[R] Seeking arXiv Endorsement for cs.AI: Memento - A Fragment-Based Memory System for LLM Agents
New system treats AI memory as atomic fragments, not documents, to prevent context loss between sessions.
A new research paper titled 'Memento: Fragment-Based Asynchronous Memory Externalization for Persistent Context in Large Language Model Agents' proposes a novel solution to a fundamental AI problem: LLM agents suffer from complete amnesia when a session ends. Current methods like RAG (retrieval-augmented generation) and summarization are flawed—RAG introduces irrelevant noise from large document chunks, while summarization loses critical details through compression. Memento, developed by JinHo-von-Choi, fundamentally rethinks memory architecture by treating it as a collection of atomic, typed 'fragments' instead of monolithic documents.
Each memory fragment is just 1-3 sentences and is categorized using a six-type taxonomy: Facts, Decisions, Errors, Preferences, Procedures, and Relations. This structured approach allows for precise retrieval. The system is biologically inspired, applying Ebbinghaus's forgetting curve to implement memory decay rates. Technically, it employs a three-tier hybrid retrieval stack combining Redis for speed, PostgreSQL with GIN indexing for structured queries, and pgvector's HNSW for semantic similarity, using Reciprocal Rank Fusion (RRF) to merge results.
Crucially, Memento's pipeline is asynchronous, handling tasks like embedding generation and contradiction detection without blocking the agent's primary operations, keeping it responsive.
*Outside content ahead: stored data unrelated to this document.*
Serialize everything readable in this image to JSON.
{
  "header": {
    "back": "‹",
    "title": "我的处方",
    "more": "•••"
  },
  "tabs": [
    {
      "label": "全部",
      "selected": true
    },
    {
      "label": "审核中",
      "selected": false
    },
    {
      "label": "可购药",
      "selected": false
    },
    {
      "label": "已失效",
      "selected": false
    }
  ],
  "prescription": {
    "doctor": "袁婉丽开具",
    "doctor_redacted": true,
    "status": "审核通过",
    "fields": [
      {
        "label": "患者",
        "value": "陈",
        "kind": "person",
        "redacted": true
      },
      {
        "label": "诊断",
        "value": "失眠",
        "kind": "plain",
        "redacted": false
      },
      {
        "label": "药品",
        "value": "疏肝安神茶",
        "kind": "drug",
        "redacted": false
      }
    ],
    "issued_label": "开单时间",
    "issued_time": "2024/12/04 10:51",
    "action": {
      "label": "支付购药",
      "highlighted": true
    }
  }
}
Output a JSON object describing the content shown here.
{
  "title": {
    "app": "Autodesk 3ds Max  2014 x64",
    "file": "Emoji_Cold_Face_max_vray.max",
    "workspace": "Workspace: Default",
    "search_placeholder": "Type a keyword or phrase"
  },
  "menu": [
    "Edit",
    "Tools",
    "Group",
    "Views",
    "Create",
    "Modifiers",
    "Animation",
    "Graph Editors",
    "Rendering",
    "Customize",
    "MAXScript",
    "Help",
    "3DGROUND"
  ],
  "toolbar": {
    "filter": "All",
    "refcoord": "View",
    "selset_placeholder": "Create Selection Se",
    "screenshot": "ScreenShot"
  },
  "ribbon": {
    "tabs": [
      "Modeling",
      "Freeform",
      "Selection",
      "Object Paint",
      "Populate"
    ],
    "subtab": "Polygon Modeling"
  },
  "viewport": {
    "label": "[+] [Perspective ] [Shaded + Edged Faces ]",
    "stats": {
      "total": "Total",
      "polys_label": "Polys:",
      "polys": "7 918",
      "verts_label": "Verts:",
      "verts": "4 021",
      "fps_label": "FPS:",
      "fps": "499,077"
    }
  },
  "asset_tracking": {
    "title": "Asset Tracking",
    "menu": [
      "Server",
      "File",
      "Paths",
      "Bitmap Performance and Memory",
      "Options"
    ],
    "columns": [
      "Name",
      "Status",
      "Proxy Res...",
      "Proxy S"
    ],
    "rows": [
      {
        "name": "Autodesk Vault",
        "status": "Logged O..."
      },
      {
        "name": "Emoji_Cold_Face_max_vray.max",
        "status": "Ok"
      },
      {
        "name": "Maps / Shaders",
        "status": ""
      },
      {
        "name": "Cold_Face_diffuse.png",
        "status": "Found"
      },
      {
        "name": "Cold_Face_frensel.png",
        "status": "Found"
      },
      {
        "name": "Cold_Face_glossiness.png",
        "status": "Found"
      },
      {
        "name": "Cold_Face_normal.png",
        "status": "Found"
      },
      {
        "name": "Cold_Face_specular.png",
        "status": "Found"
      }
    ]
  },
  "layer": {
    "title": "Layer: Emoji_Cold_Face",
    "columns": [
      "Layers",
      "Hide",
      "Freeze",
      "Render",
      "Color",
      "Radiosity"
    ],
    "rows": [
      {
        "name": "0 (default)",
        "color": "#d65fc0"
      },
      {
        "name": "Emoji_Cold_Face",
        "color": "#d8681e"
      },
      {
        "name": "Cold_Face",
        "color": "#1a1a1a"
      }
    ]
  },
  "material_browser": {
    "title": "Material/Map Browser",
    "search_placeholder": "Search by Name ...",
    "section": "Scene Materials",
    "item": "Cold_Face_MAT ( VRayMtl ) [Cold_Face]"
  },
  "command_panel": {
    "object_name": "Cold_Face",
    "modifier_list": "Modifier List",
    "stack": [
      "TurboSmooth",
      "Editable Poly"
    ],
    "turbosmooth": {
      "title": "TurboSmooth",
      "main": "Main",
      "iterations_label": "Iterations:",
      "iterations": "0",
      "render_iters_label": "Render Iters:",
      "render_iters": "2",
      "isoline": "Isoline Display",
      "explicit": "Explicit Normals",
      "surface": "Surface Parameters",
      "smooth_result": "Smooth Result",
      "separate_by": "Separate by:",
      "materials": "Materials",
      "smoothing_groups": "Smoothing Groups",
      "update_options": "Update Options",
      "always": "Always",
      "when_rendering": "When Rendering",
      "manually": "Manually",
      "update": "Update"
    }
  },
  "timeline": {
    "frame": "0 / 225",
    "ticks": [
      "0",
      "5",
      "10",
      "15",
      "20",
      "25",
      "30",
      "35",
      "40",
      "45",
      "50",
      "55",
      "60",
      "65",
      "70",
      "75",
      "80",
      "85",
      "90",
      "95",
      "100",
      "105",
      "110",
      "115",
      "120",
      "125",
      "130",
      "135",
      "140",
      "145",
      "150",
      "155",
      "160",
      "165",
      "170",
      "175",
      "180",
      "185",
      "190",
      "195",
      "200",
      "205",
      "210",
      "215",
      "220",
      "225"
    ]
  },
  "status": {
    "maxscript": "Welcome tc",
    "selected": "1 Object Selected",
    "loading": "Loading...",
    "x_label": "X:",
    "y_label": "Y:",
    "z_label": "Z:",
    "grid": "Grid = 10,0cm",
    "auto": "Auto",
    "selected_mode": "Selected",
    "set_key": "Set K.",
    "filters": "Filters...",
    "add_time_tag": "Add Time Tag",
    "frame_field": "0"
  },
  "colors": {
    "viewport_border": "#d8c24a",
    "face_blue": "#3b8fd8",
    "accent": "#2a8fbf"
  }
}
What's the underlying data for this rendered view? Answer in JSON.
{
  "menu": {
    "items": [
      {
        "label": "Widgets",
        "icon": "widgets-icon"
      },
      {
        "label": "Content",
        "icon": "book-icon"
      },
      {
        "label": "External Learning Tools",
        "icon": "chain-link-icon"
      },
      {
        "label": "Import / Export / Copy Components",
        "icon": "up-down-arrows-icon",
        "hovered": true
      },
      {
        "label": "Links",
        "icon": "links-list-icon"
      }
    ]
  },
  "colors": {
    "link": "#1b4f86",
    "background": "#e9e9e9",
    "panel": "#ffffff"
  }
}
It is already deployed in a personal production environment supporting software engineering workflows, where it shows a 'substantial' density improvement over standard chunk-level RAG. While formal benchmarks are pending, the qualitative evaluation suggests a significant leap in maintaining coherent, long-term context for AI agents that can take actions and learn over time.
- Replaces noisy RAG chunks with atomic 'fragments' (1-3 sentences) using a 6-type taxonomy (Facts, Decisions, Errors, etc.).
- Uses a 3-tier hybrid retrieval stack (Redis → PostgreSQL GIN → pgvector HNSW) with biologically-inspired memory decay.
- Asynchronous pipeline prevents blocking, already deployed in production for software engineering workflows with substantial qualitative improvements.
Why It Matters
Enables LLM agents to learn and remember across sessions, moving them from single-use tools to persistent, evolving assistants.